Not to put forth yet another reductive explanation of How Things Went Sour for Wes, but as a once-rabid fan, I've found that the farther he strays from Texas, the less successful and engaging his movies are. It's not a matter of my being unable to relate to or be entertained by rich white people in exotic locales: the scripts' cleverness and uniformly fine performances from well-cast actors ensure that end. What constantly bothers me is how his characters now confront their spiritual crises: basking in financial security and the benefits of the status quo, they're shaken from their emotional stupors by increasingly contrived states of duress (deaths, suicides, pirate gun-fights, drownings, etc.) whose arbitrariness depreciates the movies' overall impact. And yes, the precious production design and tight-assed camera movement doesn't do the stories any favors, either.
When he finally gets the Dahl out of his system, Anderson should take a step back from his charmed lifestyle/environment and maybe reevaluate why he got into this game in the first place. Revisiting Texas might be a step in the right direction. Not to mention reenlisting Owen behind the camera and Luke in front.
Posted by: anonymous | January 01, 2008 at 07:46 AM
Agreed about Wes' first two movies containing striving middle-class characters (in "Rushmore" he was the lead).
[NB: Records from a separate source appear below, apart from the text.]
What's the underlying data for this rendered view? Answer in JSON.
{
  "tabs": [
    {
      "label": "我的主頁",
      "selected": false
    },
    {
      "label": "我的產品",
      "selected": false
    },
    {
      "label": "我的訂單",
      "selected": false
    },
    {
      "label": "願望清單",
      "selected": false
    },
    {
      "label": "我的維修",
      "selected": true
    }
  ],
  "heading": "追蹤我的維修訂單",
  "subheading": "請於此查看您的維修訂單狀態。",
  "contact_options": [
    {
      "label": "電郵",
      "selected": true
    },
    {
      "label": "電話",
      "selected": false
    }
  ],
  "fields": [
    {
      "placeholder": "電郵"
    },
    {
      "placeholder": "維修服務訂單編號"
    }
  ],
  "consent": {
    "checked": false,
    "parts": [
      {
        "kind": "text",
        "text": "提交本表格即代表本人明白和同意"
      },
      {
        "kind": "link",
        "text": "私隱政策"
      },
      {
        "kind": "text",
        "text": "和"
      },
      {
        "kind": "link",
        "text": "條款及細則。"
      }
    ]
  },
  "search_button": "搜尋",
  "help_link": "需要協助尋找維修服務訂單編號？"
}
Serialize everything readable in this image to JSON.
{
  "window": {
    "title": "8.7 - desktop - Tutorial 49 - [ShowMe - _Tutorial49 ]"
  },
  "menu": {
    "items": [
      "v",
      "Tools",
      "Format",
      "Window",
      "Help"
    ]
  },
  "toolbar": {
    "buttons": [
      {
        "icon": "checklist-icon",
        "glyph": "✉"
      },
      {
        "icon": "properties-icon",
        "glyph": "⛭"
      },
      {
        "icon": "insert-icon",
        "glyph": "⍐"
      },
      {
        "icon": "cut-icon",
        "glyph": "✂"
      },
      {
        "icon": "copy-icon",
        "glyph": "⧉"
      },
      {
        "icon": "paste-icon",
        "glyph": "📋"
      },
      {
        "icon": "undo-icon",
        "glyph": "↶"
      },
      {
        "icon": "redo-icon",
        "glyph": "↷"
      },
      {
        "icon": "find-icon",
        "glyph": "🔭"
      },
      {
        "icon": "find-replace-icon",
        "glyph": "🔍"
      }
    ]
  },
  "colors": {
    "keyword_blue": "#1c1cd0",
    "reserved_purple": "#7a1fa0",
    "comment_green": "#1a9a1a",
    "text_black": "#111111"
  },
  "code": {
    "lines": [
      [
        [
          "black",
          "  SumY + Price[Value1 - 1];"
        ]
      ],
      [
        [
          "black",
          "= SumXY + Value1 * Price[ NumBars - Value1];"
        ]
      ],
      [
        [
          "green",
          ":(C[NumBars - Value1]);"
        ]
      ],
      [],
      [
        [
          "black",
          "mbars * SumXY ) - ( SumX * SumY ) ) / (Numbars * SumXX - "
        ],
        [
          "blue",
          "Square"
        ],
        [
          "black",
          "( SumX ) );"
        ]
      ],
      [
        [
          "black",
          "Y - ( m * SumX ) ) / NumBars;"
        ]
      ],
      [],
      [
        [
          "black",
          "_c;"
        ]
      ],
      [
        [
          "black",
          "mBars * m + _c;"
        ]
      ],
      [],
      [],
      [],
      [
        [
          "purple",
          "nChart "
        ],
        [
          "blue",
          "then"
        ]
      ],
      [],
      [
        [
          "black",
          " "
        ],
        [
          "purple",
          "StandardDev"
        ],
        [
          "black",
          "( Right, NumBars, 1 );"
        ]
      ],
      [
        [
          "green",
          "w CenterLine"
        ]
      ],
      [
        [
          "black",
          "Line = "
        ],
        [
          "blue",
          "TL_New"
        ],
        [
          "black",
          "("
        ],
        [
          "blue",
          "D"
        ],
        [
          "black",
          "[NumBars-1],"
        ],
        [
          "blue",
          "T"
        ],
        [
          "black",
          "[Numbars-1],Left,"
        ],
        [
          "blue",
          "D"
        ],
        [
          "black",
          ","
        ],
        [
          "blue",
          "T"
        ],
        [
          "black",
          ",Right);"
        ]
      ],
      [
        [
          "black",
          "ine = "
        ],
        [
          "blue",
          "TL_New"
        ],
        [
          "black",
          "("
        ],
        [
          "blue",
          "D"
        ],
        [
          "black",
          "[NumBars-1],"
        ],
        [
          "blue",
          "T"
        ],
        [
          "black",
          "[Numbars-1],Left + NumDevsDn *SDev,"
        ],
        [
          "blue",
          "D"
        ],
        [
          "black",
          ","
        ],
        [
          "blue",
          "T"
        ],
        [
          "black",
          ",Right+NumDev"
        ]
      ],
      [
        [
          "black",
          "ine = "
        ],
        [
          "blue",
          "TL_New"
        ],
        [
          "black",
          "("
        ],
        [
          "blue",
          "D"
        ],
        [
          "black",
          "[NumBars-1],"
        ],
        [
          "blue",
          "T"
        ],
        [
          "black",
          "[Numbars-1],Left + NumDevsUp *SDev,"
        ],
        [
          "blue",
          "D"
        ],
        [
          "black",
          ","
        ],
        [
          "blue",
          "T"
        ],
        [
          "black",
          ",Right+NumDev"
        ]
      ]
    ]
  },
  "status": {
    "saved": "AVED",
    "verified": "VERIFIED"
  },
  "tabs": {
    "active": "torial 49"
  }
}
But "Rushmore" is exceptionally privileged in its worldview -- what makes Max funny is that he behaves like a tycoon even though he's a barber's son, and this attitude is eventually rewarded once he's learned how to work well with others. And all of the lead characters in "Bottle Rocket" live a sort of F. Scott Fitzgerald/J.D. Salinger sort of life, not at all what you'd call hardscrabble. Or did you mean the Mexican help at the hotel?
Posted by: Matt Zoller Seitz | January 04, 2008 at 07:24 PM
And I think we're going to have agree to disagree that Things Went Sour for Wes. I think "The Life Aquatic" is an enormous evolutionary leap forward (though not entirely successful in every way, to be sure) and "The Darjeeling Limited" is so complex and surprising that it flummoxed pretty much everybody, including people who enjoyed it. It's a curveball the liks of which he's never thrown before -- using all the by now familiar (and to some, irritating) compositions, color schemes, musical taste, etc., to do something different.